The video highlights the release of DeepSeek-R1 V2, an open-source AI model that shows significant performance improvements over its predecessor, including better accuracy, usability, and new features like JSON support and function calling. Additionally, Deepc has developed a smaller, efficient distilled model called post-train 3AB, which achieves top results among open-source models on the AME 2024 benchmark, both available for download and testing.
The video provides an update on the release of DeepSeek-R1 V2, an open-source state-of-the-art AI model announced by Deepc on May 29th. Although they described it as a minor upgrade, the official benchmarks and performance metrics suggest significant improvements over the previous version. The weights for R1 V2 were published a day before the announcement, allowing third-party evaluators to assess its capabilities. The update emphasizes enhancements in front-end functionalities, reduced hallucinations, and new support for JSON output and function calling, marking notable advancements in usability and reliability.
Performance benchmarks reveal that R1 V2 has approximately a 20% performance increase compared to R1 V1. In competitive evaluations, R1 V2 now outperforms the Gemini Pro0506 model about half the time and is only slightly behind OpenAI’s GPT-3.5-based models like GPT-3.0. Its Ader leaderboard score aligns closely with Claude 4, despite being an open-weight model released just recently. These results demonstrate that R1 V2 is rapidly establishing itself as a top contender among open-source models, rivaling some of the most advanced proprietary models.

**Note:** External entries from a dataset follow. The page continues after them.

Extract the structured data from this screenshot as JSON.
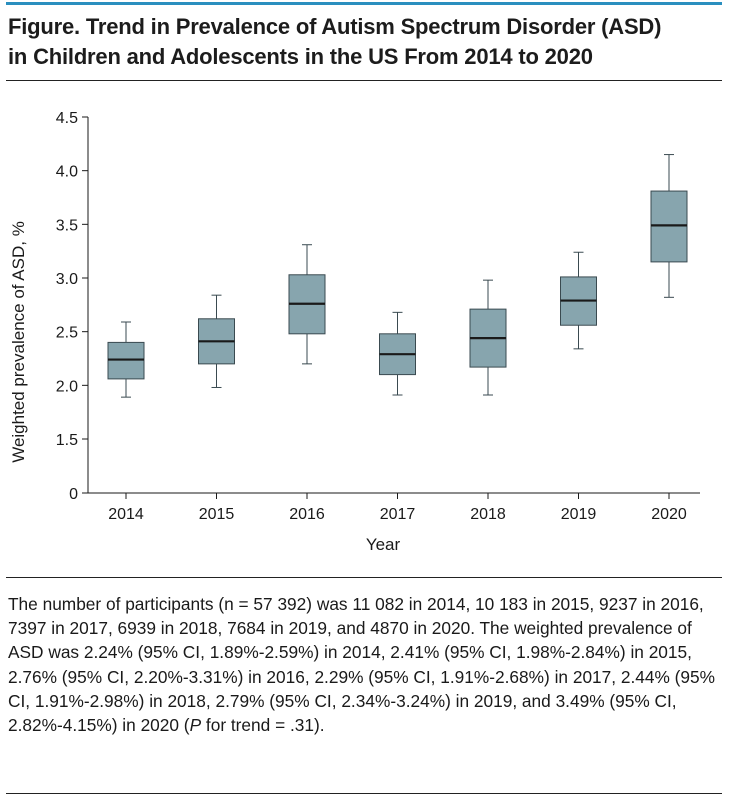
{
  "figure": {
    "title_line1": "Figure. Trend in Prevalence of Autism Spectrum Disorder (ASD)",
    "title_line2": "in Children and Adolescents in the US From 2014 to 2020",
    "caption_part1": "The number of participants (n = 57 392) was 11 082 in 2014, 10 183 in 2015, 9237 in 2016, 7397 in 2017, 6939 in 2018, 7684 in 2019, and 4870 in 2020. The weighted prevalence of ASD was 2.24% (95% CI, 1.89%-2.59%) in 2014, 2.41% (95% CI, 1.98%-2.84%) in 2015, 2.76% (95% CI, 2.20%-3.31%) in 2016, 2.29% (95% CI, 1.91%-2.68%) in 2017, 2.44% (95% CI, 1.91%-2.98%) in 2018, 2.79% (95% CI, 2.34%-3.24%) in 2019, and 3.49% (95% CI, 2.82%-4.15%) in 2020 (",
    "caption_italic": "P",
    "caption_part2": " for trend = .31)."
  },
  "colors": {
    "title_rule": "#2a8fbf",
    "box_fill": "#87a5ae",
    "box_stroke": "#3a4a50",
    "median": "#1a1a1a"
  },
  "chart_data": {
    "type": "box",
    "xlabel": "Year",
    "ylabel": "Weighted prevalence of ASD, %",
    "ylim": [
      0,
      4.5
    ],
    "yticks": [
      "0",
      "1.5",
      "2.0",
      "2.5",
      "3.0",
      "3.5",
      "4.0",
      "4.5"
    ],
    "ytick_values": [
      0,
      1.5,
      2.0,
      2.5,
      3.0,
      3.5,
      4.0,
      4.5
    ],
    "y_axis_break": true,
    "grid": false,
    "categories": [
      "2014",
      "2015",
      "2016",
      "2017",
      "2018",
      "2019",
      "2020"
    ],
    "boxes": [
      {
        "year": "2014",
        "whisker_low": 1.89,
        "q1": 2.06,
        "median": 2.24,
        "q3": 2.4,
        "whisker_high": 2.59
      },
      {
        "year": "2015",
        "whisker_low": 1.98,
        "q1": 2.2,
        "median": 2.41,
        "q3": 2.62,
        "whisker_high": 2.84
      },
      {
        "year": "2016",
        "whisker_low": 2.2,
        "q1": 2.48,
        "median": 2.76,
        "q3": 3.03,
        "whisker_high": 3.31
      },
      {
        "year": "2017",
        "whisker_low": 1.91,
        "q1": 2.1,
        "median": 2.29,
        "q3": 2.48,
        "whisker_high": 2.68
      },
      {
        "year": "2018",
        "whisker_low": 1.91,
        "q1": 2.17,
        "median": 2.44,
        "q3": 2.71,
        "whisker_high": 2.98
      },
      {
        "year": "2019",
        "whisker_low": 2.34,
        "q1": 2.56,
        "median": 2.79,
        "q3": 3.01,
        "whisker_high": 3.24
      },
      {
        "year": "2020",
        "whisker_low": 2.82,
        "q1": 3.15,
        "median": 3.49,
        "q3": 3.81,
        "whisker_high": 4.15
      }
    ]
  }
}
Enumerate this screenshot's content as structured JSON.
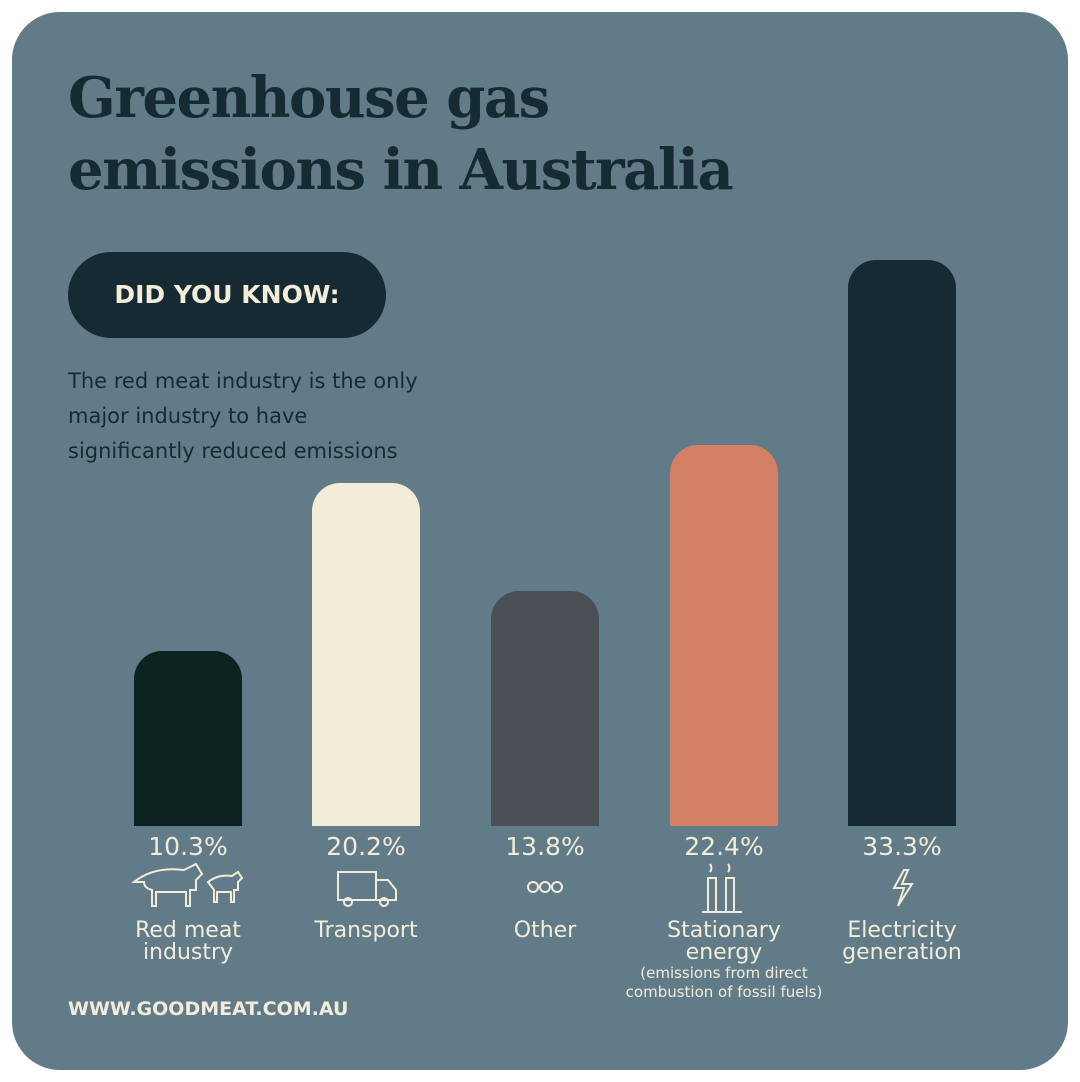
{
  "chart_data": {
    "type": "bar",
    "title": "Greenhouse gas emissions in Australia",
    "badge": "DID YOU KNOW:",
    "subtitle": "The red meat industry is the only major industry to have significantly reduced emissions",
    "footer": "WWW.GOODMEAT.COM.AU",
    "categories": [
      "Red meat industry",
      "Transport",
      "Other",
      "Stationary energy",
      "Electricity generation"
    ],
    "notes": [
      null,
      null,
      null,
      "(emissions from direct combustion of fossil fuels)",
      null
    ],
    "values": [
      10.3,
      20.2,
      13.8,
      22.4,
      33.3
    ],
    "value_labels": [
      "10.3%",
      "20.2%",
      "13.8%",
      "22.4%",
      "33.3%"
    ],
    "colors": [
      "#0c2320",
      "#f3ecd9",
      "#4a4f56",
      "#d38064",
      "#162a33"
    ]
  }
}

Third-party benchmarks further highlight R1 V2’s strengths and weaknesses. It ranks as the third-best model on the EQbench for creative writing, just behind OpenAI’s GPT-4 and GPT-4 Mini, although it performs worse than its predecessor R1 and the SV30324 model in this area. For general toy use, it performs better than Gemini 2.5 Pro on certain tests but still lags behind models like Clock for NGBT40. Its coding and scientific reasoning abilities have improved but remain inconsistent, with some outputs appearing strange or questionable, indicating room for further refinement.

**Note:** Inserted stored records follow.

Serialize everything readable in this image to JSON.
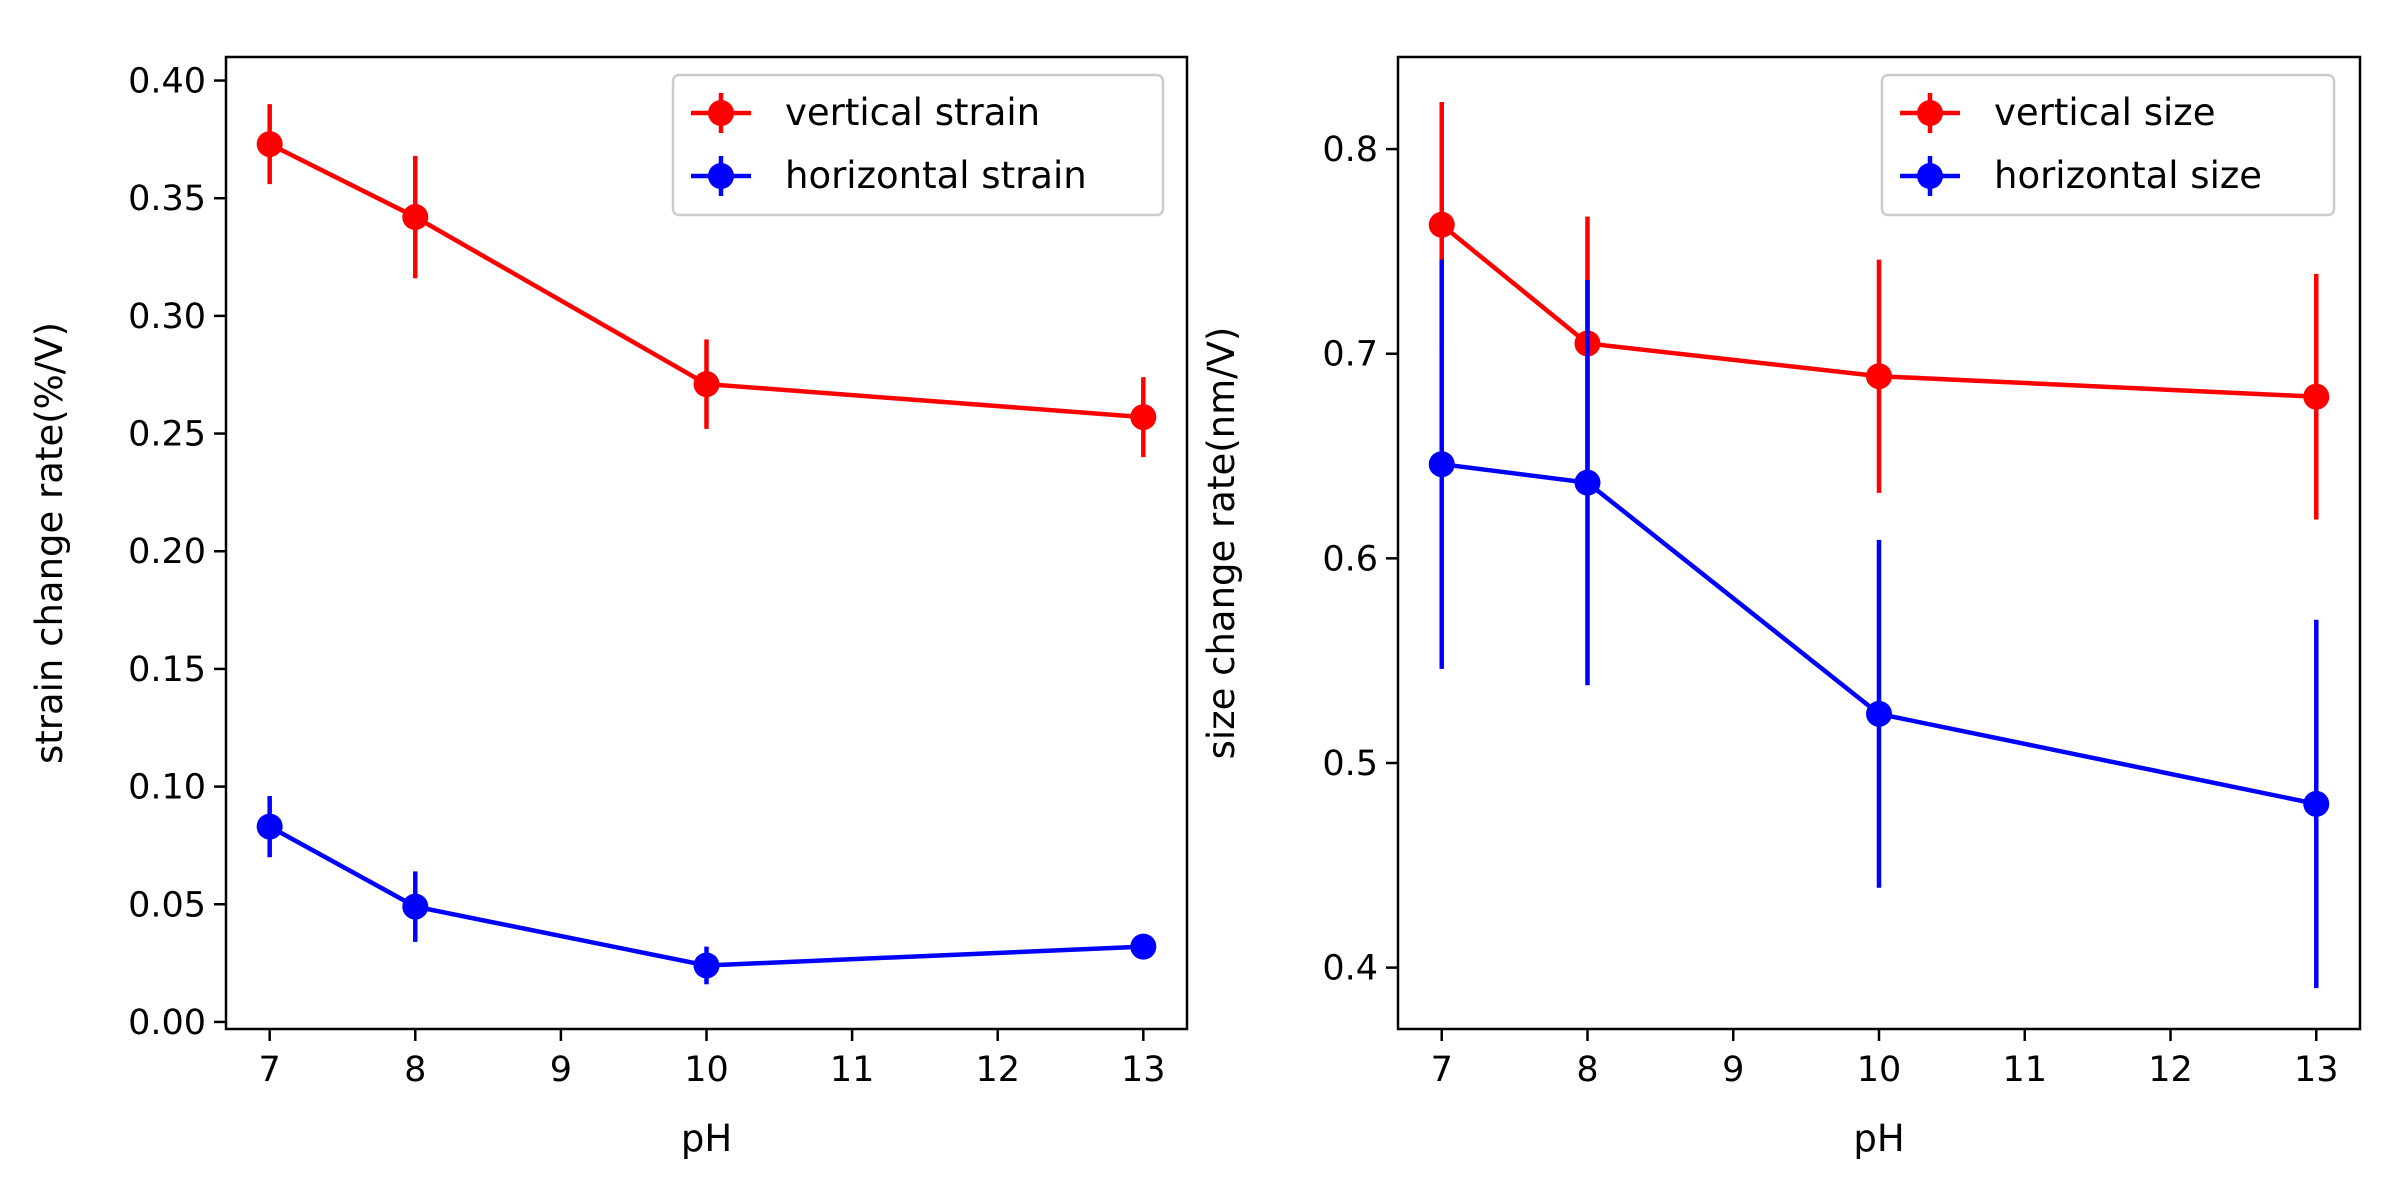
{
  "chart_data": [
    {
      "type": "line",
      "title": "",
      "xlabel": "pH",
      "ylabel": "strain change rate(%/V)",
      "xlim": [
        6.7,
        13.3
      ],
      "ylim": [
        -0.003,
        0.41
      ],
      "x_ticks": [
        7,
        8,
        9,
        10,
        11,
        12,
        13
      ],
      "x_tick_labels": [
        "7",
        "8",
        "9",
        "10",
        "11",
        "12",
        "13"
      ],
      "y_ticks": [
        0.0,
        0.05,
        0.1,
        0.15,
        0.2,
        0.25,
        0.3,
        0.35,
        0.4
      ],
      "y_tick_labels": [
        "0.00",
        "0.05",
        "0.10",
        "0.15",
        "0.20",
        "0.25",
        "0.30",
        "0.35",
        "0.40"
      ],
      "grid": false,
      "legend_position": "top-right",
      "x": [
        7,
        8,
        10,
        13
      ],
      "series": [
        {
          "name": "vertical strain",
          "color": "#ff0000",
          "values": [
            0.373,
            0.342,
            0.271,
            0.257
          ],
          "errors": [
            0.017,
            0.026,
            0.019,
            0.017
          ]
        },
        {
          "name": "horizontal strain",
          "color": "#0000ff",
          "values": [
            0.083,
            0.049,
            0.024,
            0.032
          ],
          "errors": [
            0.013,
            0.015,
            0.008,
            0.002
          ]
        }
      ]
    },
    {
      "type": "line",
      "title": "",
      "xlabel": "pH",
      "ylabel": "size change rate(nm/V)",
      "xlim": [
        6.7,
        13.3
      ],
      "ylim": [
        0.37,
        0.845
      ],
      "x_ticks": [
        7,
        8,
        9,
        10,
        11,
        12,
        13
      ],
      "x_tick_labels": [
        "7",
        "8",
        "9",
        "10",
        "11",
        "12",
        "13"
      ],
      "y_ticks": [
        0.4,
        0.5,
        0.6,
        0.7,
        0.8
      ],
      "y_tick_labels": [
        "0.4",
        "0.5",
        "0.6",
        "0.7",
        "0.8"
      ],
      "grid": false,
      "legend_position": "top-right",
      "x": [
        7,
        8,
        10,
        13
      ],
      "series": [
        {
          "name": "vertical size",
          "color": "#ff0000",
          "values": [
            0.763,
            0.705,
            0.689,
            0.679
          ],
          "errors": [
            0.06,
            0.062,
            0.057,
            0.06
          ]
        },
        {
          "name": "horizontal size",
          "color": "#0000ff",
          "values": [
            0.646,
            0.637,
            0.524,
            0.48
          ],
          "errors": [
            0.1,
            0.099,
            0.085,
            0.09
          ]
        }
      ]
    }
  ]
}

The model shows a preference for structured outputs, such as nested bullet points, similar to Gemini, but tends to generate fewer paragraphs, resembling GPT-3. Its reasoning process, while decent on logical questions, can sometimes be questionable. Despite these limitations, R1 V2 maintains respectable performance across various tasks. The generation speed remains slow on the official website, and there is no indication that the context window size has increased, which could impact its usability for longer interactions.

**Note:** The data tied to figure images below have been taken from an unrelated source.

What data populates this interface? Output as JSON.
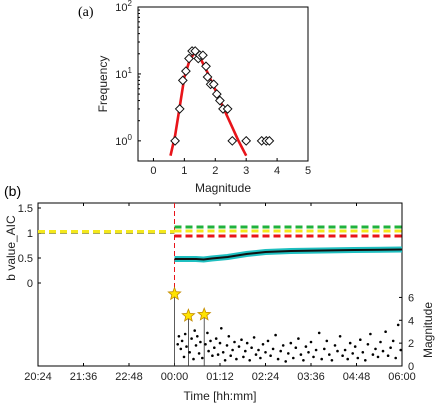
{
  "chart_data": [
    {
      "panel_label": "(a)",
      "type": "scatter",
      "xlabel": "Magnitude",
      "ylabel": "Frequency",
      "xlim": [
        -0.5,
        5
      ],
      "ylim_log": [
        0.5,
        100
      ],
      "yscale": "log",
      "x_ticks": [
        "0",
        "1",
        "2",
        "3",
        "4",
        "5"
      ],
      "y_ticks": [
        "10^0",
        "10^1",
        "10^2"
      ],
      "points": [
        [
          0.7,
          1
        ],
        [
          0.85,
          3
        ],
        [
          0.95,
          8
        ],
        [
          1.05,
          11
        ],
        [
          1.15,
          17
        ],
        [
          1.25,
          22
        ],
        [
          1.35,
          22
        ],
        [
          1.45,
          17
        ],
        [
          1.5,
          19
        ],
        [
          1.6,
          19
        ],
        [
          1.7,
          13
        ],
        [
          1.75,
          9
        ],
        [
          1.85,
          7
        ],
        [
          1.95,
          7
        ],
        [
          2.05,
          5
        ],
        [
          2.15,
          4
        ],
        [
          2.25,
          3
        ],
        [
          2.4,
          3
        ],
        [
          2.55,
          1
        ],
        [
          3.0,
          1
        ],
        [
          3.5,
          1
        ],
        [
          3.65,
          1
        ],
        [
          3.75,
          1
        ]
      ],
      "fit_color": "#e8141a",
      "fit_curve": [
        [
          0.55,
          0.6
        ],
        [
          0.7,
          1.2
        ],
        [
          0.85,
          3.2
        ],
        [
          1.0,
          9
        ],
        [
          1.15,
          15
        ],
        [
          1.3,
          20
        ],
        [
          1.4,
          20
        ],
        [
          1.55,
          16
        ],
        [
          1.75,
          10.5
        ],
        [
          2.0,
          5.8
        ],
        [
          2.25,
          3.2
        ],
        [
          2.5,
          1.8
        ],
        [
          2.75,
          1.0
        ],
        [
          3.0,
          0.6
        ]
      ]
    },
    {
      "panel_label": "(b)",
      "type": "line",
      "xlabel": "Time [hh:mm]",
      "ylabel_left": "b value_AIC",
      "ylabel_right": "Magnitude",
      "x_ticks": [
        "20:24",
        "21:36",
        "22:48",
        "00:00",
        "01:12",
        "02:24",
        "03:36",
        "04:48",
        "06:00"
      ],
      "y_ticks_left": [
        "1.5",
        "1",
        "0.5",
        "0"
      ],
      "y_ticks_right": [
        "6",
        "4",
        "2",
        "0"
      ],
      "b_value_xlim_minutes": [
        0,
        576
      ],
      "b_value_ylim": [
        -0.1,
        1.5
      ],
      "reference_lines": [
        {
          "color": "#f4e81c",
          "x": [
            0,
            216
          ],
          "y": 1.03,
          "style": "dashed"
        },
        {
          "color": "#20b23c",
          "x": [
            216,
            576
          ],
          "y": 1.12,
          "style": "dashed"
        },
        {
          "color": "#f4e81c",
          "x": [
            216,
            576
          ],
          "y": 1.04,
          "style": "dashed"
        },
        {
          "color": "#e8141a",
          "x": [
            216,
            576
          ],
          "y": 0.94,
          "style": "dashed"
        }
      ],
      "mainshock_line_color": "#e8141a",
      "mainshock_time_minutes": 216,
      "b_value_series": {
        "color": "#111111",
        "band_color": "#1fbfc0",
        "points": [
          [
            216,
            0.48
          ],
          [
            250,
            0.48
          ],
          [
            262,
            0.47
          ],
          [
            275,
            0.49
          ],
          [
            300,
            0.52
          ],
          [
            330,
            0.58
          ],
          [
            360,
            0.62
          ],
          [
            400,
            0.64
          ],
          [
            450,
            0.65
          ],
          [
            500,
            0.66
          ],
          [
            576,
            0.67
          ]
        ]
      },
      "magnitude_ylim": [
        0,
        7
      ],
      "star_events": [
        [
          216,
          6.3
        ],
        [
          238,
          4.4
        ],
        [
          263,
          4.5
        ]
      ],
      "star_color": "#ffe300",
      "small_events": [
        [
          221,
          1.9
        ],
        [
          223,
          2.6
        ],
        [
          226,
          1.5
        ],
        [
          228,
          2.2
        ],
        [
          231,
          0.8
        ],
        [
          233,
          2.8
        ],
        [
          235,
          1.7
        ],
        [
          240,
          1.2
        ],
        [
          243,
          2.4
        ],
        [
          246,
          0.6
        ],
        [
          248,
          3.1
        ],
        [
          250,
          1.8
        ],
        [
          252,
          2.6
        ],
        [
          255,
          1.1
        ],
        [
          257,
          2.1
        ],
        [
          260,
          0.7
        ],
        [
          265,
          1.9
        ],
        [
          268,
          2.9
        ],
        [
          270,
          1.3
        ],
        [
          273,
          2.2
        ],
        [
          276,
          0.9
        ],
        [
          279,
          1.6
        ],
        [
          282,
          2.4
        ],
        [
          285,
          1.0
        ],
        [
          288,
          2.0
        ],
        [
          290,
          3.3
        ],
        [
          293,
          1.2
        ],
        [
          296,
          0.5
        ],
        [
          299,
          1.8
        ],
        [
          302,
          2.6
        ],
        [
          305,
          0.9
        ],
        [
          308,
          1.4
        ],
        [
          311,
          2.1
        ],
        [
          314,
          0.6
        ],
        [
          318,
          1.7
        ],
        [
          322,
          2.3
        ],
        [
          325,
          0.8
        ],
        [
          328,
          1.3
        ],
        [
          331,
          2.0
        ],
        [
          335,
          0.5
        ],
        [
          338,
          1.6
        ],
        [
          342,
          2.5
        ],
        [
          345,
          1.0
        ],
        [
          349,
          1.4
        ],
        [
          352,
          0.7
        ],
        [
          356,
          1.9
        ],
        [
          360,
          1.2
        ],
        [
          364,
          2.2
        ],
        [
          368,
          0.9
        ],
        [
          372,
          1.5
        ],
        [
          376,
          2.7
        ],
        [
          380,
          0.6
        ],
        [
          384,
          1.3
        ],
        [
          388,
          1.8
        ],
        [
          392,
          0.4
        ],
        [
          396,
          1.1
        ],
        [
          400,
          2.0
        ],
        [
          404,
          0.7
        ],
        [
          408,
          1.6
        ],
        [
          412,
          2.4
        ],
        [
          416,
          1.0
        ],
        [
          420,
          0.5
        ],
        [
          424,
          1.7
        ],
        [
          428,
          1.2
        ],
        [
          432,
          2.1
        ],
        [
          436,
          0.8
        ],
        [
          440,
          1.4
        ],
        [
          445,
          2.9
        ],
        [
          449,
          0.6
        ],
        [
          453,
          1.5
        ],
        [
          457,
          2.2
        ],
        [
          461,
          1.0
        ],
        [
          465,
          0.5
        ],
        [
          470,
          1.8
        ],
        [
          474,
          1.3
        ],
        [
          478,
          2.6
        ],
        [
          482,
          0.9
        ],
        [
          486,
          1.4
        ],
        [
          490,
          0.6
        ],
        [
          494,
          2.0
        ],
        [
          498,
          1.1
        ],
        [
          502,
          1.7
        ],
        [
          506,
          0.7
        ],
        [
          510,
          2.3
        ],
        [
          514,
          1.2
        ],
        [
          518,
          0.5
        ],
        [
          522,
          1.9
        ],
        [
          526,
          2.8
        ],
        [
          530,
          1.0
        ],
        [
          534,
          1.5
        ],
        [
          538,
          0.8
        ],
        [
          542,
          2.1
        ],
        [
          546,
          1.3
        ],
        [
          550,
          3.0
        ],
        [
          554,
          0.9
        ],
        [
          558,
          1.6
        ],
        [
          562,
          2.2
        ],
        [
          566,
          0.7
        ],
        [
          570,
          3.6
        ],
        [
          574,
          1.4
        ]
      ]
    }
  ]
}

Finally, Deepc has distilled a train-of-thought reasoning process from R1 V2 into a smaller, more efficient model called post-train 3AB. This distilled model achieves state-of-the-art results among open-source models on the AME 2024 benchmark, surpassing Quinn 3AB by 10% and matching the performance of Quen 3 235B thinking. Although it still lags in coding and scientific accuracy, this represents a significant performance boost for an AB model. Both the original and distilled models are available for download on Hugging Face, and users can try R1 V2 on Deepc’s official website.